Thinking about his questions for a second, I found myself slowly shaking my head in dismay. I feared it was too late for us now.

"I'm sorry..." My voice was void of any feelings, my eyes staring blankly right ahead. That was until my murderer used one of his arms as leverage and turned me around, mounting me. My breath instantly hitched, my hands reaching out and automatically snaking into his hair. It was as if he'd flipped a fucking switch in my brain with that action, my entire body now craving for his touch.

"What the fuck are you playing at, Julia? What do you want, dea?" My eyes closed the moment it became too damn hard for me to look into those troubled hazels of his. He was pushing for an answer I was not yet ready to give him. "What. Did. Marco. Do. To. You?" Stressing each word, my murderer patiently waited for me to open my eyes again -which I did. The saddest look I'd ever seen etched on somebody's face had taken over Gabriel's handsome features, turning the man I loved into a true masterpiece. 

"It doesn't matter anymore. It's over." I knew that my feeble attempt to get him off my back was not going to work again, both my heart and mind preparing themselves for the moment I could no longer avoid that question.

"You need help, dea. I'm here for you, so let me help you, for God's sake." There was despair in his voice, his hands framing my face, his thumbs gently stroking my cheeks. "Now, I'm gonna ask you again. What did he do to you?" Tears burned my eyes, Jessie's song ending as if on cue, Disclosure's Magnets starting to play instead. 

Finally catching my murderer off guard, I quickly stood up from the bed, placing as much distance as possible between me and the man who was trying to force me to remember everything I was trying so hard to forget. His eyes were wide with worry the moment he looked at me, his hands slightly raised in surrender. I knew that he was not going to move a muscle until I calmed down, the thought instigating a sigh of relief from me.

"I told you everything you wanted to know, dea. I told you things I've never thought I'd say to anybody because I trust you. I only ask for the same thing in return. I need you to also trust me. You need to give me something -anything. It breaks me to see you like this without being able to do anything about it." I wanted to tell him that there was nothing to be done about it.
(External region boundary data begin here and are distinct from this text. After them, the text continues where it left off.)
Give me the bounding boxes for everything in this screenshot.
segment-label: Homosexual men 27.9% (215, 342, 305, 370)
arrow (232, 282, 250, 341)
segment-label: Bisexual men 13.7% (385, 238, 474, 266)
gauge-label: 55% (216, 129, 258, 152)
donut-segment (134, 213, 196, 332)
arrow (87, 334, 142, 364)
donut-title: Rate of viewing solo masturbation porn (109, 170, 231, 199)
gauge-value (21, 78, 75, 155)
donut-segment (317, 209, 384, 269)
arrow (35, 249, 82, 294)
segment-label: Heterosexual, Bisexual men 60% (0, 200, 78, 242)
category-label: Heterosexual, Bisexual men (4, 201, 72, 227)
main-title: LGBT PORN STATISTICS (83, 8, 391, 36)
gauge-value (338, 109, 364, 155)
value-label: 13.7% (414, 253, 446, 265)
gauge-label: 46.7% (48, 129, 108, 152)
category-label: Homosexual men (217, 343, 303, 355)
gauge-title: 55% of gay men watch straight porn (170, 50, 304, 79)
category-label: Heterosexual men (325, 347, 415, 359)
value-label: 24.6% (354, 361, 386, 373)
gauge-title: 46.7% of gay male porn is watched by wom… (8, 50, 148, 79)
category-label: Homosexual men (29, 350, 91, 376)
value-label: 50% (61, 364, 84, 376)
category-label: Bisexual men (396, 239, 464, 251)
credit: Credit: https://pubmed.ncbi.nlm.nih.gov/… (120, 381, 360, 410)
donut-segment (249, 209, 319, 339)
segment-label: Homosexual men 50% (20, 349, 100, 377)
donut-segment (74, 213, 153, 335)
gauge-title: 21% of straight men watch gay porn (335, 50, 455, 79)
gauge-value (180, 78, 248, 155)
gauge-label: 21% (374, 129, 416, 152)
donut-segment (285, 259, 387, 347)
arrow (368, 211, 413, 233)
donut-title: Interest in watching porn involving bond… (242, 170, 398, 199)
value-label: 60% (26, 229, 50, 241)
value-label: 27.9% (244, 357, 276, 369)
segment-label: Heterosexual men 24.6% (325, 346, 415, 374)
I wanted to tell him that I had nothing left to give. That I no longer trusted anybody. 

"What do you wanna know?" My voice was weak, tears streaming down my face once more. It felt like all I ever did lately was crying. 

"Everything. I need to know everything." Turning my back to the bed Gabriel was still lying on, I closed my eyes for only a brief second, the walls I'd built around me crumbling to the ground just as Lorde started saying something about a point of no return. How very fitting... My conscience mumbled, finally making me snap under pressure.